Que Kamal reçoive si peu de place en comparaison à toute l’attention donnée aux convives occidentaux progressistes de la fête est troublant. L’accent placé ainsi soulève la question de la possibilité d’expérimenter et de représenter les mondes des personnes marginalisées. Ce déséquilibre a par ailleurs un arrière-goût amer : le personnage de Kamal paraît réduit au simple moyen de critiquer le milieu urbain prospère de gauche. De la sorte, c’est principalement son propre « beau côté » que le roman éclaire – risquant par là même de se voir finalement reprocher l’autosatisfaction qu’il reproche à ses protagonistes. Ce faisant, le roman s’engage dans un piège difficile à éviter dont on ne souhaite pas tenir rigueur à l’autrice en raison de son regard perçant et de l’arrangement intelligent de ses personnages. Pourtant, Während wir feiern demeure un peu superficiel, un peu excessif, un peu ambigu – ce qui est d’autant plus dommage que le roman possède le potentiel de lucidité qui lui permettrait d’être un texte à la fois génial et cruel.

Traduit de l’allemand par Rosine-Alice Vuille


A propos de l’autrice

Ulrike Ulrich, née en 1968 à Düsseldorf, vit à Zurich depuis 2004. Elle a étudié les lettres allemandes, l’histoire de l’art et les sciences de la communication à Münster.
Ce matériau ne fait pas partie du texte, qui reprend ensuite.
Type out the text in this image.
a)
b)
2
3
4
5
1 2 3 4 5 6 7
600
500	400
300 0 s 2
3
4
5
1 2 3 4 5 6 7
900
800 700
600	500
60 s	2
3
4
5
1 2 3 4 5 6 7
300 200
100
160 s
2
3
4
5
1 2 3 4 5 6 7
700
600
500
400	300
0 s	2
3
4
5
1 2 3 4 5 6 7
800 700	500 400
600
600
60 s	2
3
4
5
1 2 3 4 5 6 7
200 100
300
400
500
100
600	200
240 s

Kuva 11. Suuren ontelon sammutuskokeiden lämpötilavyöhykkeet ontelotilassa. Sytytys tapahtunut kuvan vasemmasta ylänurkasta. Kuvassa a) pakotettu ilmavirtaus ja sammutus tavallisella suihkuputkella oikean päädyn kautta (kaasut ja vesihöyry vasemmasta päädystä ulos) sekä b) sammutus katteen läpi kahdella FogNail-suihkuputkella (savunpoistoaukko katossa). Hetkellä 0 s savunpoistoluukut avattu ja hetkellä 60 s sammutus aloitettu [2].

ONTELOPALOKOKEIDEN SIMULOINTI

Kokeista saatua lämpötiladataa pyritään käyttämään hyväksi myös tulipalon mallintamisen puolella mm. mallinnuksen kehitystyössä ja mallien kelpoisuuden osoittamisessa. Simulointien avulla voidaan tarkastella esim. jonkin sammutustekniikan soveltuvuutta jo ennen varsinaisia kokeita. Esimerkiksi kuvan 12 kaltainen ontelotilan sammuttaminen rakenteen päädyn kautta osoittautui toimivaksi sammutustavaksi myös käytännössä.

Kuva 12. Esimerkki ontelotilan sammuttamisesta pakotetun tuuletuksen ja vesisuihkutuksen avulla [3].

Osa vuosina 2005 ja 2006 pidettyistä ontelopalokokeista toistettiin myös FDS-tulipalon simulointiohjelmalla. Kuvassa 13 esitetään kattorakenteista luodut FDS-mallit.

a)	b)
Par la suite, elle a travaillé dans le domaine de la linguistique informatique ainsi qu’à l’école de poésie de Vienne. Depuis 2004, Ulrich vit de sa plume, écrivant des romans, de la poésie, des feuilletons radiophoniques, des scénarios de film et des chroniques journalistiques. Elle est également l’éditrice d’anthologies, notamment celles du soixantième et du soixante-dixième anniversaires des droits de l’homme. Ulrich a débuté sa carrière littéraire par le roman fern bleiben (demeurer au loin). Ses textes ont été récompensés par de nombreux prix, comme le prix Walter Serner en 2010, le prix Lilly-Ronchetti en 2011 et plusieurs prix de la ville de Zurich. Während wir feiern est son troisième roman.


Ulrike Ulrich: Während wir feiern. 272 pages. Berlin: Berlin Verlag, 2020, env. 28 francs.


[1] Mouvement de jeunes socialistes.